In an intensive study of the Arabic-language tweets the Oxford Internet Institute released on Wednesday, researchers determined that “the most widely shared websites included in Arabic tweets push an Iranian political narrative, including criticism of Saudi Arabia and support of the Syrian president Bashar al-Assad.”
While researchers cannot definitively say who was behind the accounts, Mona Elswah, a researcher at Oxford who worked on the study, said they “would seem to be coming from the Iranian government because they fed the Iranian government narrative.”
When Twitter released the Iran-linked account archives alongside archives of thousands of accounts affiliated with the Russia-based Internet Research Agency last year, the social media site described them as “two previously disclosed and potentially state-backed operations on our service.”
Elswah told The Washington Post she believes her research “is the first to prove that there is an Iranian interference in the Arab world that is taking place on Twitter.”
Out of the Iran-linked accounts, the most popular had nearly 42,000 followers and claimed to be based in Saudi Arabia, the Oxford study reported. The hashtag used most often in Arabic translated to “Saudi Arabia,” and researchers found that “anti-Saudi hashtags were salient,” including one hashtag calling the Saudi king corrupt. Iran and the Saudi-led coalition are on opposite sides of the war in Yemen — and in the accounts’ Arabic language tweets, the word “Yemen” was the second-most-popular hashtag.
Since the 2016 U.S. presidential election, intense scrutiny has emerged over Russian disinformation campaigns on social media. Elswah said she found that when comparing potential Iranian interference to Russian interference, Russian accounts are more advanced and “more creative."
Russian users have impersonated Americans or Brits to engage in casual conversations. The Iran-linked accounts tweeting in Arabic, on the other hand, are “very outdated,” she said. Similarly, last year’s Atlantic Council study found that Iranian accounts were “ill-adapted to the platforms they sought to use.”

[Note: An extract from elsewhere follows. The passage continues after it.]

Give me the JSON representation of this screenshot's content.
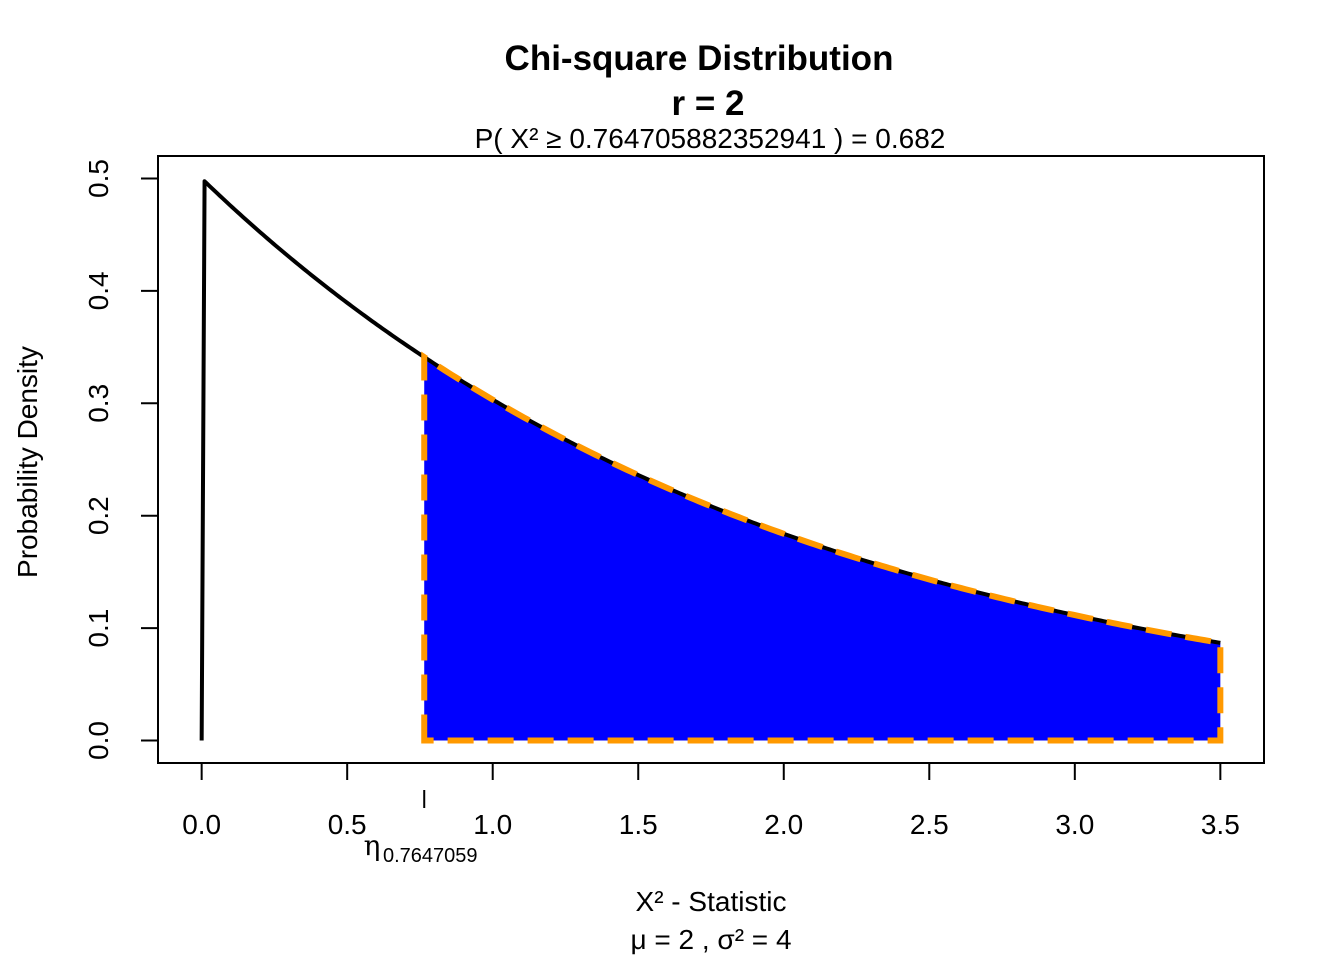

Instead of attempting to engage in person-to-person conversations, many of the Arabic-language accounts included in Oxford’s study “use a very formal way of speaking,” Elswah said. Their tweets were typically written in Modern Standard Arabic, the standardized version of Arabic that is not normally used colloquially or on social media, but that media outlets use to enable speakers of various Arabic dialects to understand the same text. The study said that out of the 10 most active accounts tweeting in Arabic, nine “imitated Arabic news services, describing themselves as news services from various Arab countries.”
The “Arabic tweets were not aiming to socially engage with other Arab users but rather to promote certain news websites,” the study concluded, noting that the majority of the links led to Arabic-language websites promoting pro-Iran narratives.
At the same time as Americans struggle to identify fake news, there is concern about a lack of media literacy in the Middle East and North Africa, Elswah said. “People are not equipped to . . . criticize the news,” she said. “It makes it much easier to plant this information based on fear.”
The study may have determined that the accounts’ interaction and engagement with users could “be considered to be quite limited,” with an average of only two likes per Arabic tweet. But even so, the messaging “exists, and it’s there, and it’s well-played,” Elswah said. “Maybe in the future it will evolve."